Aérospatiale - Un projet s'installe à Plattsburgh, faute de soutien de Québec

La région de Plattsburgh, dans l'État de New York, a raflé un projet d'usine aérospatiale de 60 millions $US qui aurait créé 760 emplois à Mirabel et possiblement 1500 à long terme, si l'appui du gouvernement du Québec avait été au rendez-vous.
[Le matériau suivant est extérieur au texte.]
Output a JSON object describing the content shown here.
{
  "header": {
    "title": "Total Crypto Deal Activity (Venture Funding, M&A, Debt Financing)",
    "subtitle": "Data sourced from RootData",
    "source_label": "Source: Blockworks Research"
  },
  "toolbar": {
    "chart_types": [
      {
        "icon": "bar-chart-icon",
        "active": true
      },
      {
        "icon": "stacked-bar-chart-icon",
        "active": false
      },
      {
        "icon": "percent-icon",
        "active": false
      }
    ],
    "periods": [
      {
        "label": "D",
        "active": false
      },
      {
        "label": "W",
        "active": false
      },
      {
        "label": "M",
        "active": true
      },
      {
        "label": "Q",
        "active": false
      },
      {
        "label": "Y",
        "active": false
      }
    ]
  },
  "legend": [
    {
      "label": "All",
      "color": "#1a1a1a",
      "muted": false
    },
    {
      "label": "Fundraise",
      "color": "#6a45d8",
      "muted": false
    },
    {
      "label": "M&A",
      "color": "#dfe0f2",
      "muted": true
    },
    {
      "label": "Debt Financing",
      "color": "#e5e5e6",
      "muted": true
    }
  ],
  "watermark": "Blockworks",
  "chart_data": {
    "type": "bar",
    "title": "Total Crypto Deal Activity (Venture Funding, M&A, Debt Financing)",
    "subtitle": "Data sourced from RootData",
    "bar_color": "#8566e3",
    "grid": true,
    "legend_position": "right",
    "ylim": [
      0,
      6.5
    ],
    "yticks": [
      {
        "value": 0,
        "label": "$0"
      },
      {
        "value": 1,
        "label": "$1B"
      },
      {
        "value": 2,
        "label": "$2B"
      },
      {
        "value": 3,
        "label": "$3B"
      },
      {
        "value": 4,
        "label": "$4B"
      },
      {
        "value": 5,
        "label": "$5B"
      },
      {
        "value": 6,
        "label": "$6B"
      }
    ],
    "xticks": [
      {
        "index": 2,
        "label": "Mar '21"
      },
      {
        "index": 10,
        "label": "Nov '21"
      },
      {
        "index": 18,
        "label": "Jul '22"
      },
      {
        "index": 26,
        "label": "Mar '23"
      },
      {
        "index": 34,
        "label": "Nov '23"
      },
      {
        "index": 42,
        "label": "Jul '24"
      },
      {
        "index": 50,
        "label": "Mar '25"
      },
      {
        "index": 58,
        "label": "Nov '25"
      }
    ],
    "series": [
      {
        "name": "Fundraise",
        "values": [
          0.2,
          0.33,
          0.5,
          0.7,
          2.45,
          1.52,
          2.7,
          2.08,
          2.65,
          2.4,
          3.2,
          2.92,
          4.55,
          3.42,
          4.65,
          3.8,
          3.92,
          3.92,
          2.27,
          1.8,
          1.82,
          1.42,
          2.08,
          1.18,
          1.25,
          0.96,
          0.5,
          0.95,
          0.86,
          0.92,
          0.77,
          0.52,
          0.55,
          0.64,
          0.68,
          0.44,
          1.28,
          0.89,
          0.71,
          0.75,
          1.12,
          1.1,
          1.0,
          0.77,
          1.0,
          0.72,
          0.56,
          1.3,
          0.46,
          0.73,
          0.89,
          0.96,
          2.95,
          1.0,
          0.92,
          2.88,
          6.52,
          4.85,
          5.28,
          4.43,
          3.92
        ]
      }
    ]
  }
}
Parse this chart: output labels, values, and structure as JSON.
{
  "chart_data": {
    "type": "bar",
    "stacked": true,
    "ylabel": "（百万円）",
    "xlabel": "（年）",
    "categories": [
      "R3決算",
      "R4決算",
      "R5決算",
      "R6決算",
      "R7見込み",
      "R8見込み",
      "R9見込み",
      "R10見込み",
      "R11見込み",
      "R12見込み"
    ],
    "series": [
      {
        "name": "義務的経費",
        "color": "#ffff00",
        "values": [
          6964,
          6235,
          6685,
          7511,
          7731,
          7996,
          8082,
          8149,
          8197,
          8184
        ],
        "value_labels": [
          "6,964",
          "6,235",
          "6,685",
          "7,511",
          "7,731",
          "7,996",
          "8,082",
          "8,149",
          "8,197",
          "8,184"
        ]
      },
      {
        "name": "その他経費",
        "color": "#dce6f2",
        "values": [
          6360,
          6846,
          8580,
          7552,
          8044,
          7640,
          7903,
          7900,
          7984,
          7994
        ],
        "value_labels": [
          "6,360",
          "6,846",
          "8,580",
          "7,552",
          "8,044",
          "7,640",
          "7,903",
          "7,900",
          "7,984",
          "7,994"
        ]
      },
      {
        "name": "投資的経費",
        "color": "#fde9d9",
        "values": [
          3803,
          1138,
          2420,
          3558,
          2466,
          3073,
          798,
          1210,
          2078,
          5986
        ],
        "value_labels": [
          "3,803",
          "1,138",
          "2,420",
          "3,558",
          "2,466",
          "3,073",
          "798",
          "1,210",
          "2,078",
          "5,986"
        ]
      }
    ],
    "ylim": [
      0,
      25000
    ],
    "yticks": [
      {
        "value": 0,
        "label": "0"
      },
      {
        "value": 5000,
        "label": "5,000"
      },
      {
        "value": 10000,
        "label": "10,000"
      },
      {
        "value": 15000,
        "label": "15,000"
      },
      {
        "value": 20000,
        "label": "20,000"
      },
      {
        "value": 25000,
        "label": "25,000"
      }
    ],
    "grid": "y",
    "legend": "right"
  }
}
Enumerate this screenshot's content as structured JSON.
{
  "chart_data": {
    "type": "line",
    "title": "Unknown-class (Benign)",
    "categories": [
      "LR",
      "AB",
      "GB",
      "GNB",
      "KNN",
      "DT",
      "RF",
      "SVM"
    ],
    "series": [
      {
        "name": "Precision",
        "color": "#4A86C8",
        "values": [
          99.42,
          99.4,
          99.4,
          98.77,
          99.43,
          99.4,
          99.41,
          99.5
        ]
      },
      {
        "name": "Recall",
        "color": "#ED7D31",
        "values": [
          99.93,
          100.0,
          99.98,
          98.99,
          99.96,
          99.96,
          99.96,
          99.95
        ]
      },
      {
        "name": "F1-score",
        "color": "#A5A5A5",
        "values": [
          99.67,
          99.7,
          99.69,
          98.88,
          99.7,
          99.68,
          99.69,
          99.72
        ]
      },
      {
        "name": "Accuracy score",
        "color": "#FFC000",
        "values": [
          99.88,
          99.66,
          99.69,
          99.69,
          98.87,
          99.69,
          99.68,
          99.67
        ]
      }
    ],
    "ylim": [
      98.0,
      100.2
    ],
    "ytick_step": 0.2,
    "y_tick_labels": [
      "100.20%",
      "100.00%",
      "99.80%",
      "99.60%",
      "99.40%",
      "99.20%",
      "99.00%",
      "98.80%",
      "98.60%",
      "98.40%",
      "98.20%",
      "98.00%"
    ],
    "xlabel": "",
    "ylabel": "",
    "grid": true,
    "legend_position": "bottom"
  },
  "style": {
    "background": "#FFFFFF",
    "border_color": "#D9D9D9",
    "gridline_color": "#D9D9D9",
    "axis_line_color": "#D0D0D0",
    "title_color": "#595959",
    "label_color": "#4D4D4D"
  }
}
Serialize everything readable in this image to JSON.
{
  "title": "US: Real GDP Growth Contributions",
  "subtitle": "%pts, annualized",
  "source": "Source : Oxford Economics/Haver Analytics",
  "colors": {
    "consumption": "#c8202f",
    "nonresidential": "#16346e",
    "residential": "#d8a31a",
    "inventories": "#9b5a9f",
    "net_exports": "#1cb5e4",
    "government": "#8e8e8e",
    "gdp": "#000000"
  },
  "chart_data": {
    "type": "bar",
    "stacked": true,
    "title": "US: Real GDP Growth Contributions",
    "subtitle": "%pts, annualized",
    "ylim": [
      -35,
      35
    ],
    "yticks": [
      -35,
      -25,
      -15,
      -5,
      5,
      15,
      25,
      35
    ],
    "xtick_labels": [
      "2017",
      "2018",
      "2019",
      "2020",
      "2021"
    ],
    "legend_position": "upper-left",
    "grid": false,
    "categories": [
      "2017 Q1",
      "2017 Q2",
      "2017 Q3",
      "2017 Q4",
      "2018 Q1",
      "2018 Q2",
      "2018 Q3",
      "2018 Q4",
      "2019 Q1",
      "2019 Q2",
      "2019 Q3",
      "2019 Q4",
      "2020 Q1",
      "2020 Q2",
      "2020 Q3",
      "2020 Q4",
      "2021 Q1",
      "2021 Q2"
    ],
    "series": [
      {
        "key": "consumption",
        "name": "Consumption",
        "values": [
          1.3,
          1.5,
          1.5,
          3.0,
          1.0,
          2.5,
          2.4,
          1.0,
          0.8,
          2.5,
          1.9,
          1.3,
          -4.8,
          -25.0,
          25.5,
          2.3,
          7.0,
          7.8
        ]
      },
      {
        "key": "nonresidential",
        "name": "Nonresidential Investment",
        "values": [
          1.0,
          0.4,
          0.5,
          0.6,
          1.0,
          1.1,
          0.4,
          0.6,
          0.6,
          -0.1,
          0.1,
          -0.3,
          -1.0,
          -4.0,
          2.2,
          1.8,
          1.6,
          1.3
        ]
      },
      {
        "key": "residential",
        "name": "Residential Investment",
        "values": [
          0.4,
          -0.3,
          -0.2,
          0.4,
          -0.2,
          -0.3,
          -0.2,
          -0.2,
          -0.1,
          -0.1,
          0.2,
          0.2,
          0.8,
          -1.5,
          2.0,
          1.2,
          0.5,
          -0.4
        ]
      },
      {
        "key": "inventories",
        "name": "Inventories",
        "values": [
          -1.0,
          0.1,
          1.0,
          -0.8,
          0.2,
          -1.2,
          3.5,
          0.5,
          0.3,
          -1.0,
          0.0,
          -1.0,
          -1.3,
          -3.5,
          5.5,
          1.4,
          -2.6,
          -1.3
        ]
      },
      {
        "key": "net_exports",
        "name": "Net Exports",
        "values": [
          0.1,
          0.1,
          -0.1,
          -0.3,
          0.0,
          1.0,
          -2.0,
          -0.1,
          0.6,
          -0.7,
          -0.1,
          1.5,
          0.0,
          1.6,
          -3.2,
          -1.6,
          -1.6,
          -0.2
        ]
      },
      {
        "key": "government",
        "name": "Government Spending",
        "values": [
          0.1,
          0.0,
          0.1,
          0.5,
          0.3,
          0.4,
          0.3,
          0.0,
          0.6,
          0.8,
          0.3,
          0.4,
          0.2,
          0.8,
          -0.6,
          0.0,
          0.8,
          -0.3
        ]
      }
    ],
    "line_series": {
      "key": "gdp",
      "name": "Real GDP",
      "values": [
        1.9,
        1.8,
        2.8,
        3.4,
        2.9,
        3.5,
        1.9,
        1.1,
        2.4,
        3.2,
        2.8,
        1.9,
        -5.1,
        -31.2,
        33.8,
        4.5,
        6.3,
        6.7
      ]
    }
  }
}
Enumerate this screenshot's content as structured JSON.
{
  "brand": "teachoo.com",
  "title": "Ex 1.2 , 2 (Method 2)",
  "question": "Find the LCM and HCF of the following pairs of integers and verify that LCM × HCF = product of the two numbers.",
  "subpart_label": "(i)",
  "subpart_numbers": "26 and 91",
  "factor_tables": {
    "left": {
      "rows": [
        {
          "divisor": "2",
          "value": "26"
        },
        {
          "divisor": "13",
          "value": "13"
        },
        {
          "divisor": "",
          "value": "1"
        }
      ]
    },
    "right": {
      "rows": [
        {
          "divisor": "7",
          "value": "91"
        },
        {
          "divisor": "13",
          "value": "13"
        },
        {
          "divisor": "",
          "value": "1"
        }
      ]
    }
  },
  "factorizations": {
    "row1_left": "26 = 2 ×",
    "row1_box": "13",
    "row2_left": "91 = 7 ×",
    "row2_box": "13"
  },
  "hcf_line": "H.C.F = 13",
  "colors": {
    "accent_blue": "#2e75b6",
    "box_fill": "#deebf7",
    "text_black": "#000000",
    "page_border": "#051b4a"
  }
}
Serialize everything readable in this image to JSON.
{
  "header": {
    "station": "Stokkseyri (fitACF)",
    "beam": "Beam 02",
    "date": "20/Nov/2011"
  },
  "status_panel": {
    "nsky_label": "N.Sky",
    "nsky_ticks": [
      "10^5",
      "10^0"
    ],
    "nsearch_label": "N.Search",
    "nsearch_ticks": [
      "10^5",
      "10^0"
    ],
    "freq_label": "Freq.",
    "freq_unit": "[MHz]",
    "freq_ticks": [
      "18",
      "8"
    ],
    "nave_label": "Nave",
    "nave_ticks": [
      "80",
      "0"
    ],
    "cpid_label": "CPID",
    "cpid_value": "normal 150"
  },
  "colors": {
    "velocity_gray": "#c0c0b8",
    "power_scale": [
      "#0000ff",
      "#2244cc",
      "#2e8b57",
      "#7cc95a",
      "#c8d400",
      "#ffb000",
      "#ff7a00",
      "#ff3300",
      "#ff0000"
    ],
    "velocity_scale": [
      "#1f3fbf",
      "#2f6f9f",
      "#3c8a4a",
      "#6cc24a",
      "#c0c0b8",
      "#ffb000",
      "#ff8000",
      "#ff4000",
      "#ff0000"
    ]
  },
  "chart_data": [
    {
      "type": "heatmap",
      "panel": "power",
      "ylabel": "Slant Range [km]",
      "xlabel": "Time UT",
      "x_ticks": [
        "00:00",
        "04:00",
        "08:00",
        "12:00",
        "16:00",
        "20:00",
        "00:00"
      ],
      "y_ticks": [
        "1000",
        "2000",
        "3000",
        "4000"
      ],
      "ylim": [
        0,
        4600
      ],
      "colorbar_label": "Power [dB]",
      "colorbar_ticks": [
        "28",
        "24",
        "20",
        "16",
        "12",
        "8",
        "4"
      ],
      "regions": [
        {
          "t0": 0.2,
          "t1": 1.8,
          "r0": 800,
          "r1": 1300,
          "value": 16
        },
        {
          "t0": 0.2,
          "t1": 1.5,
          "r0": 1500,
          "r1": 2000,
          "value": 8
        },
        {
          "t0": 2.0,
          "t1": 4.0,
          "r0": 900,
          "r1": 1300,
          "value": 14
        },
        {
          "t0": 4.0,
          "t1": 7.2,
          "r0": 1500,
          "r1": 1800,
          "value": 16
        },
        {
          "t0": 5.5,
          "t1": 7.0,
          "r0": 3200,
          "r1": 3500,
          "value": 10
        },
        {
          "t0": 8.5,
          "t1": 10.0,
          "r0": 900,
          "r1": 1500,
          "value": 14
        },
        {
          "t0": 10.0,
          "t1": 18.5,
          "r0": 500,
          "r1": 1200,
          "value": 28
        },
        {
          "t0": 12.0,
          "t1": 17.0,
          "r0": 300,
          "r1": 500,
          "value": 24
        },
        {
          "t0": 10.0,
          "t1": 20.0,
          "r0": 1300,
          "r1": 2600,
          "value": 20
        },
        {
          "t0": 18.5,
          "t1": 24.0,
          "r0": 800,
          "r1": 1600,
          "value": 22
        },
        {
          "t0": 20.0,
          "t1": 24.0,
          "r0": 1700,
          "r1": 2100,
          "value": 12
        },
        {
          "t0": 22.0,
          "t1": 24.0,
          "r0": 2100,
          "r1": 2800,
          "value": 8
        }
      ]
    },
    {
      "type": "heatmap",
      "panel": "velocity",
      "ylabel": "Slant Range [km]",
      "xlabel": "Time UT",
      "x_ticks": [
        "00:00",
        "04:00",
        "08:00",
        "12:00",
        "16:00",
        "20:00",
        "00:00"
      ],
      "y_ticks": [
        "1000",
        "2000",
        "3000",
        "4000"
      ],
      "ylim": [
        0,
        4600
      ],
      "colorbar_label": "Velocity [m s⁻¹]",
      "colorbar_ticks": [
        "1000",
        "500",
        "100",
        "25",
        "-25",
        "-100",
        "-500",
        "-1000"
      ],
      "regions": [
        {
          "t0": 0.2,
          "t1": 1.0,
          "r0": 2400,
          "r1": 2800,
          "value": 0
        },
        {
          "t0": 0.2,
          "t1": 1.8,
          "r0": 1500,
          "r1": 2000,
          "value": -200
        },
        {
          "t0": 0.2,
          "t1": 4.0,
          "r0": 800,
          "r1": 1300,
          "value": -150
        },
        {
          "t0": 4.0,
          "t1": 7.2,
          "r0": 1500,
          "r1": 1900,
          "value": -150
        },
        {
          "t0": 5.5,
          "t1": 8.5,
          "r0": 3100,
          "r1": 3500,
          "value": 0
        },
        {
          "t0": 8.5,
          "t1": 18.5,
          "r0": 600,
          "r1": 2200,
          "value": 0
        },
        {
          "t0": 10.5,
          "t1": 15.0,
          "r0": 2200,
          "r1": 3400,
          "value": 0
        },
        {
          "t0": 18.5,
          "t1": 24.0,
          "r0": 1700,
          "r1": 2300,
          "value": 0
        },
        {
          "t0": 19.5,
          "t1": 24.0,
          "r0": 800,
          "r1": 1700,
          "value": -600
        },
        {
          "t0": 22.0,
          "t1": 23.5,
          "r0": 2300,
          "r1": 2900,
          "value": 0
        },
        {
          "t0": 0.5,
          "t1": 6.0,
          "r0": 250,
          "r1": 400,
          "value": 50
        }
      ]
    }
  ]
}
Le journal Les Affaires rapporte que Laurentian Aerospace MRO Services, une entreprise montréalaise de surcroît, a essuyé deux refus de soutien gouvernemental en 2003 pour son projet d'usine d'entretien d'aéronefs gros porteurs civils.

Ainsi, Investissement Québec aurait d'abord refusé une garantie de prêt de 30 millions, estimant que le plan d'affaires n'était pas assez précis. Puis, toujours en 2003, l'entreprise n'aurait pu obtenir un crédit d'impôt relié à une implantation dans la Zone de commerce international de Mirabel parce que la demande avait été faite après le 13 juin, date d'abolition de la Zone.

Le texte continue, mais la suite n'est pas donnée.